Weekly Pulse: Czar 44, Where Are You?

The Obama administration may be about to pull the plug on the "health czar" position. What does this mean for health care reform?

The Obama administration may be about to pull the plug on the health
czar. The position has gone unfilled since Obama’s appointee-apparent,
former Sen. Tom Daschle, withdrew his name from consideration for both
czar and Secretary of Health and Human Services (HHS) in early
February. Several serious candidates are emerging in the unofficial
race to lead HHS, but there’s no corresponding shortlist for health
czar.

The czar and his Office of Health Reform were initially touted as
proof that Obama was really serious about shepherding a health reform
package through Congress. But the Obama team may ultimately decide that
the Office of Health Reform is an obstacle instead of an asset without
Daschle and ditch it altogether.

As Erza Klein explains in the American Prospect, the position was created especially for Daschle and any other candidate might be worse than nothing as far as passing a healthcare reform package goes. Steve Benen of the Washington Monthly agrees, and says that nixing the health czar doesn’t necessarily indicate that the Obama administration is any less committed to healthcare reform.

The purpose of the health czar was to create a single emissary to
represent President Obama’s healthcare agenda to Congress. When the
Clintons tried to reform healthcare in 1993, they discovered that
various powerful administration officials were claiming to speak for
the president.

The health czar was supposed to prevent future confusion as the
president’s spokesperson. Many senior healthcare officials are already
close to Obama and a similar situation could arise. Daschle would have
been a credible health czar because he’s closer to the president than
any of them, and a former congressional heavyweight to boot. Gov. Kathleen Sebelius
is a front-runner for HHS secretary and she has a very good
relationship with Obama. But Gov. Sebelius is a Washington outsider who
has never served in the U.S. Congress, which might make her a less
compelling candidate for czar.

Ezra Klein, linked above, argues that if nobody can fill Daschle’s
shoes, appointing a less compelling czar might just add to the din of
executive branch officials vying for the attention of key Congressional
leaders.

Maybe it’s a good idea to send as many Obama health officials to
Congress as possible. If nothing else, they might cut into time the
reps are currently spending with health insurance industry lobbyists, as Talking Points Memo reports.
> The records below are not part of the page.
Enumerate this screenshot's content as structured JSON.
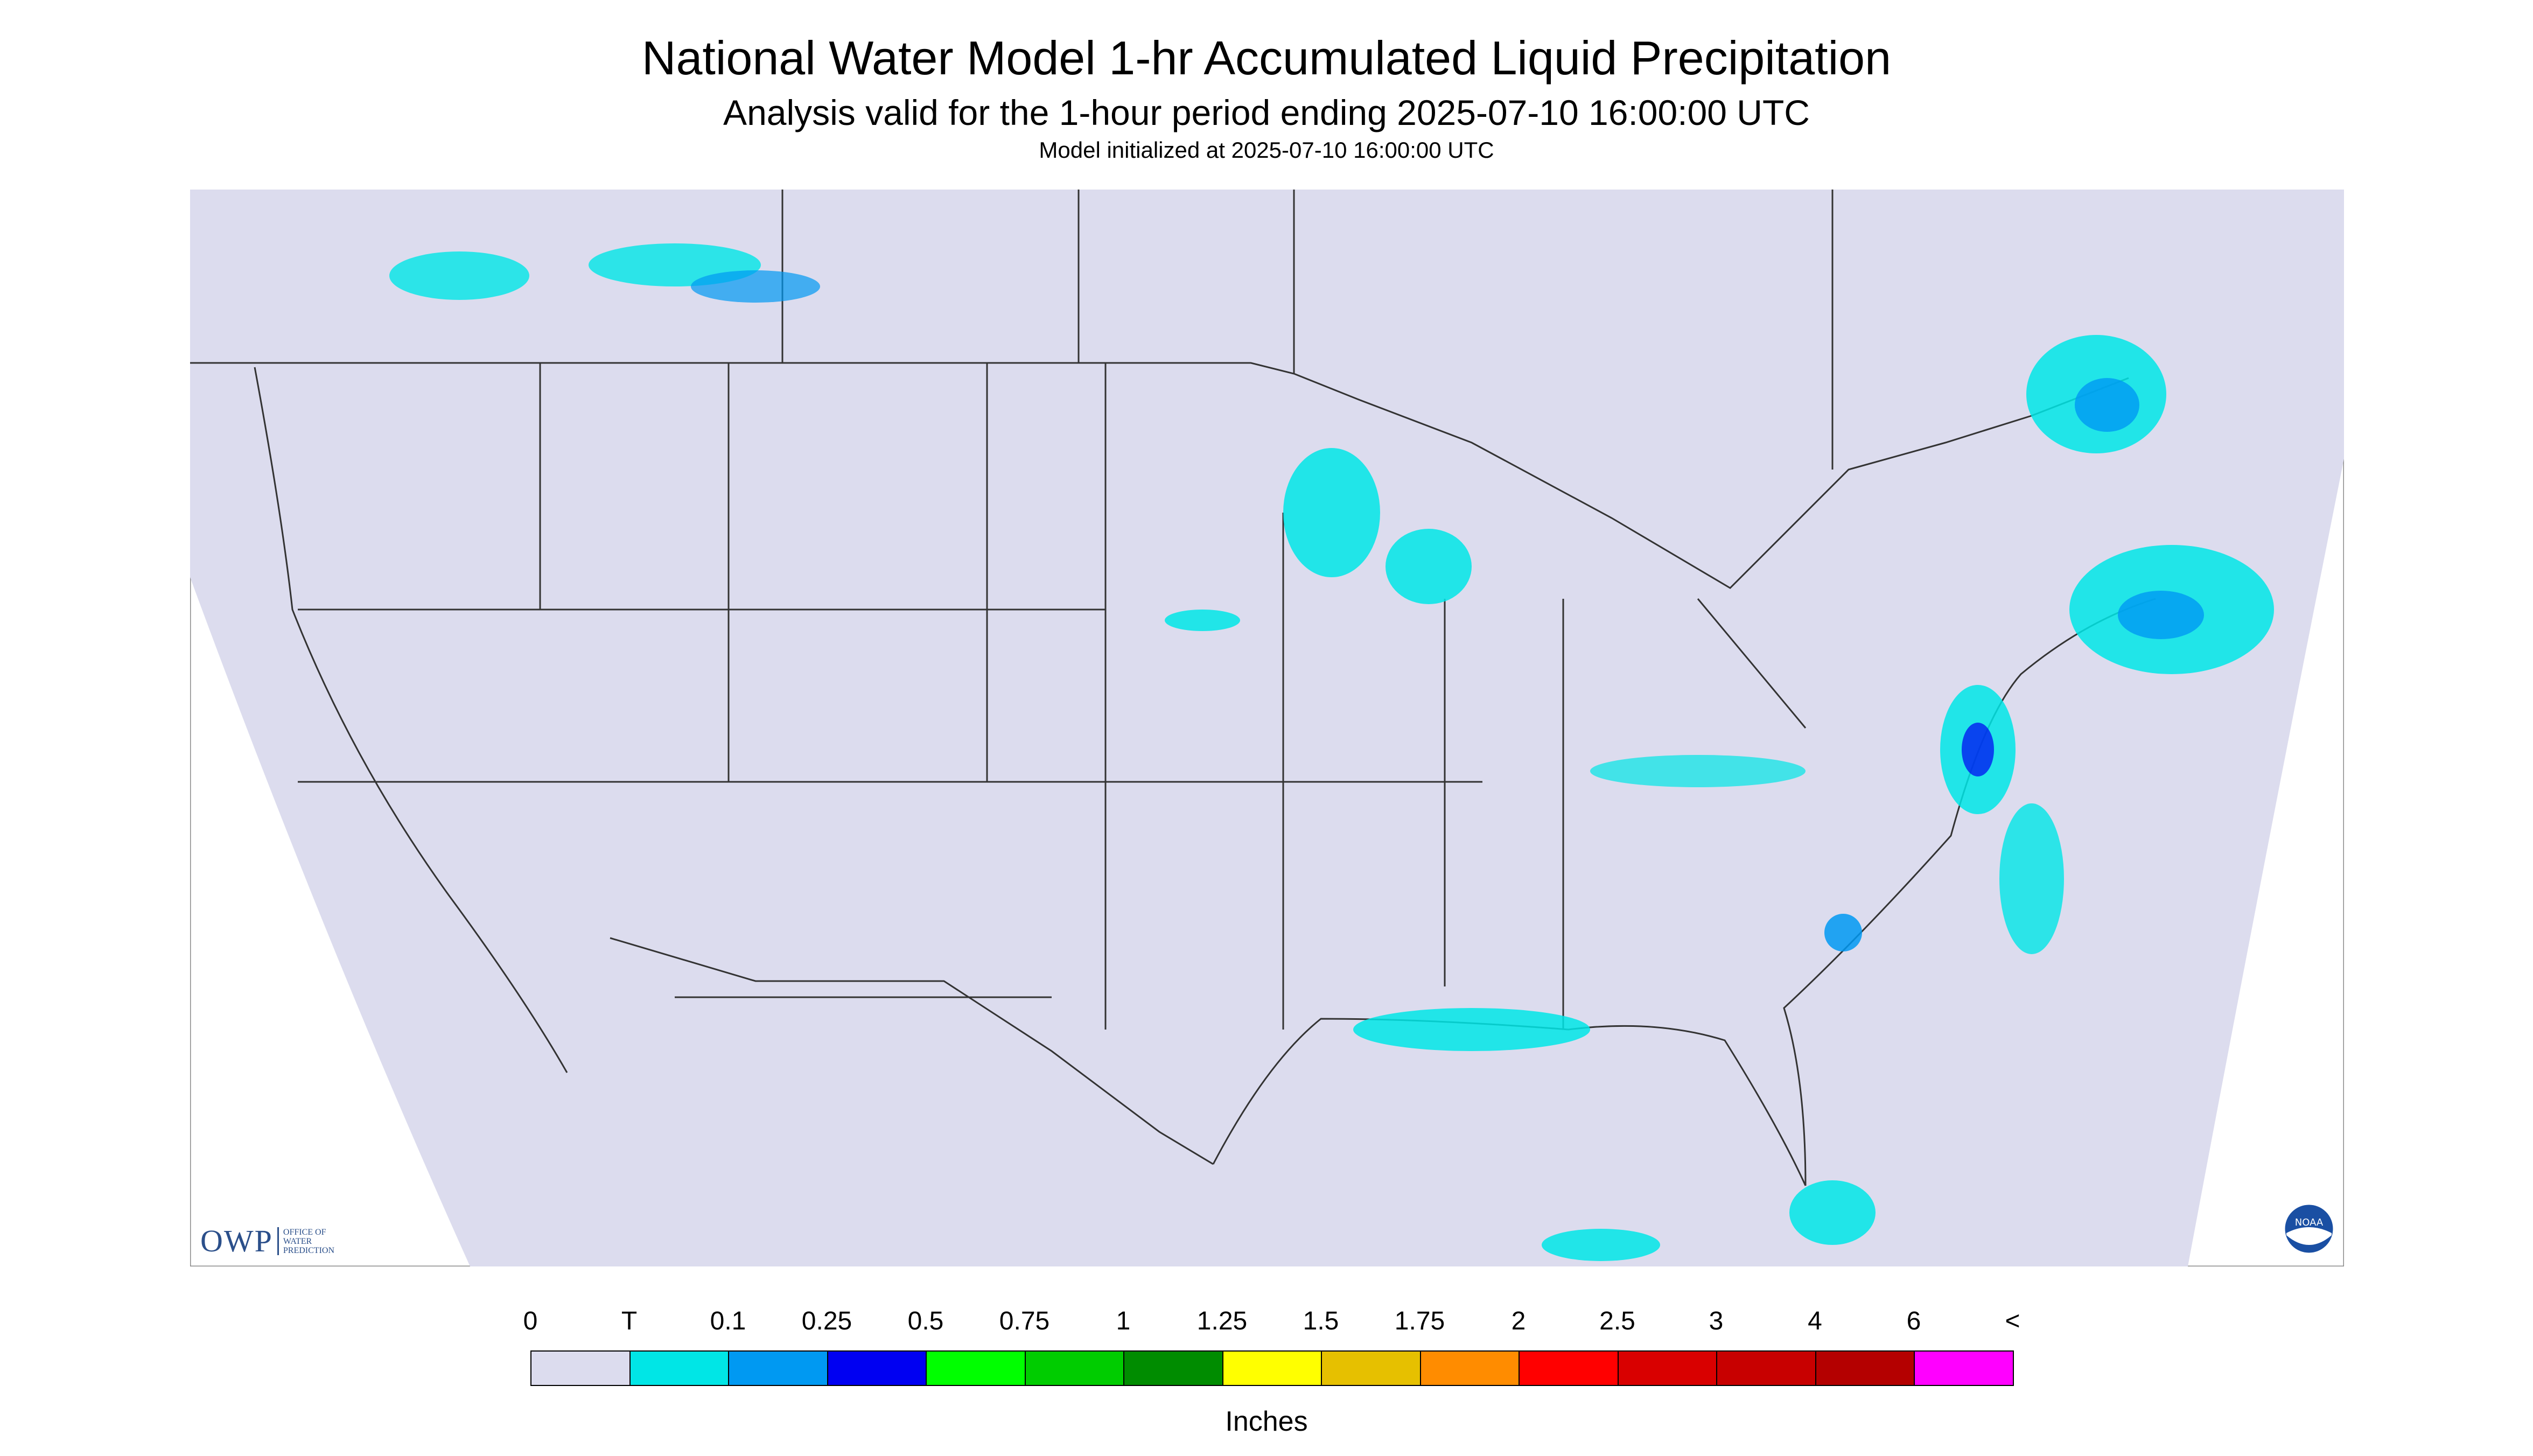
{
  "header": {
    "title": "National Water Model 1-hr Accumulated Liquid Precipitation",
    "subtitle": "Analysis valid for the 1-hour period ending 2025-07-10 16:00:00 UTC",
    "init": "Model initialized at 2025-07-10 16:00:00 UTC"
  },
  "map": {
    "background": "#dcdcee",
    "boundary_color": "#333333",
    "outside_color": "#ffffff",
    "precip_light": "#00e6e6",
    "precip_medium": "#0099f2"
  },
  "logo": {
    "mark": "OWP",
    "subtext": "OFFICE OF\nWATER\nPREDICTION",
    "noaa": "NOAA"
  },
  "legend": {
    "labels": [
      "0",
      "T",
      "0.1",
      "0.25",
      "0.5",
      "0.75",
      "1",
      "1.25",
      "1.5",
      "1.75",
      "2",
      "2.5",
      "3",
      "4",
      "6",
      "<"
    ],
    "colors": [
      "#dcdcee",
      "#00e6e6",
      "#0099f2",
      "#0000f2",
      "#00ff00",
      "#00cc00",
      "#008c00",
      "#ffff00",
      "#e6c000",
      "#ff8c00",
      "#ff0000",
      "#d90000",
      "#c80000",
      "#b40000",
      "#ff00ff",
      "#9b59c8"
    ],
    "units": "Inches"
  }
}
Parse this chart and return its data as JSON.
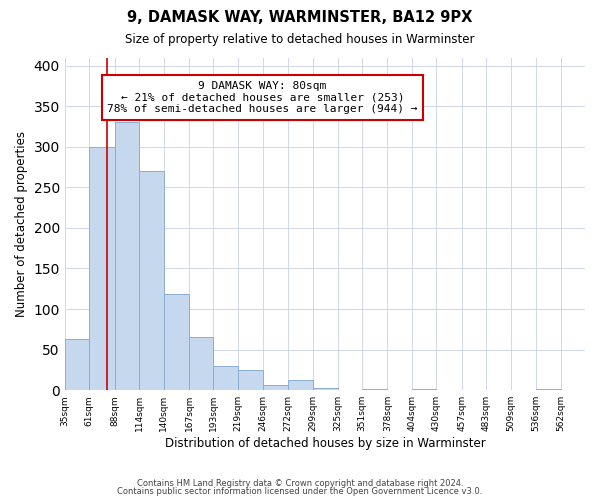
{
  "title": "9, DAMASK WAY, WARMINSTER, BA12 9PX",
  "subtitle": "Size of property relative to detached houses in Warminster",
  "xlabel": "Distribution of detached houses by size in Warminster",
  "ylabel": "Number of detached properties",
  "footer_line1": "Contains HM Land Registry data © Crown copyright and database right 2024.",
  "footer_line2": "Contains public sector information licensed under the Open Government Licence v3.0.",
  "bin_labels": [
    "35sqm",
    "61sqm",
    "88sqm",
    "114sqm",
    "140sqm",
    "167sqm",
    "193sqm",
    "219sqm",
    "246sqm",
    "272sqm",
    "299sqm",
    "325sqm",
    "351sqm",
    "378sqm",
    "404sqm",
    "430sqm",
    "457sqm",
    "483sqm",
    "509sqm",
    "536sqm",
    "562sqm"
  ],
  "bar_heights": [
    63,
    300,
    330,
    270,
    118,
    65,
    30,
    25,
    7,
    13,
    3,
    0,
    2,
    0,
    2,
    0,
    0,
    0,
    0,
    2,
    0
  ],
  "bar_color": "#c5d8ed",
  "bar_edge_color": "#8aafd4",
  "ylim": [
    0,
    410
  ],
  "yticks": [
    0,
    50,
    100,
    150,
    200,
    250,
    300,
    350,
    400
  ],
  "property_line_color": "#cc0000",
  "annotation_text": "9 DAMASK WAY: 80sqm\n← 21% of detached houses are smaller (253)\n78% of semi-detached houses are larger (944) →",
  "annotation_box_color": "#ffffff",
  "annotation_box_edge_color": "#cc0000",
  "background_color": "#ffffff",
  "grid_color": "#d0d8e8",
  "bin_edges": [
    35,
    61,
    88,
    114,
    140,
    167,
    193,
    219,
    246,
    272,
    299,
    325,
    351,
    378,
    404,
    430,
    457,
    483,
    509,
    536,
    562,
    588
  ]
}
Speaking of contenders for Secretary of Health and Human Services, Gov. Howard Dean recently published an article on AlterNet
defending Obama’s comparative effectiveness research (CER) agenda
against right wing critics like Rush Limbaugh. Dean draws on his
experience as a doctor and a healthcare policy-maker to argue that CER
is a way to put more scientific evidence in the hands of doctors, so
they can choose the very best treatment for the money. Right wingers
don’t like the idea. They’re literally afraid that if science
determines that a treatment is bogus, the government will stop paying
for it. Right wingers calls this “rationing.” Taxpayers might call it
evidence-based policy. Last we checked, Medicare and Medicaid were not
faith-based programs.

As Dean points out, the CER to be funded by the new economic
stimulus bill is officially for doctors, not legislators. “Mr. Limbaugh
and his cohorts would have you believe that this research will be used
to deny needed care to your great Aunt May and be run by the politburo.
But the Bill passed by Congress states right up front that the
Government can not make coverage decisions based on this research,”
Dean wrote. Realistically, though, that’s kind of a hollow assurance.
Once the research is done, there’s no way to stop legislators from
using publicly available research findings to make healthcare decisions.

In another corner of the healthcare reform-o-sphere, Katrina vanden
Heuvel says that time is right to reform New York’s draconian Rockefeller Drug Laws in The Nation.
These laws have been on the books 35 years. The laws essentially force
judges to send drug possessors to jail based on the weight of the drugs
they were caught with, whether the judge thinks imprisonment would be a
good idea or not. New York’s budget crisis might be a blessing in
disguise for drug reform, vanden Heuvel argues, because policy-makers
are sick of paying to keep drug offenders locked up whether they need
it or not.

And finally, some good news from Rewire. Many
people just wouldn’t feel right stepping out without a spritz of
perfume, a blast of breath-freshener, or regrettably, a head-to-toe
shellacking with Axe Body Spray. As Joe Veix reports for RH, another spray-on product may one day be added to the essential equipment list: contraceptive.
An Australian company is currently testing a hormone spritz for women.
The product is applied to the forearm. Like the contraceptive patch,
the spray is designed to deliver hormones through the skin. Researchers
hope that through-the-skin delivery can produce the same results as pills, but with lower doses of hormones and fewer side effects.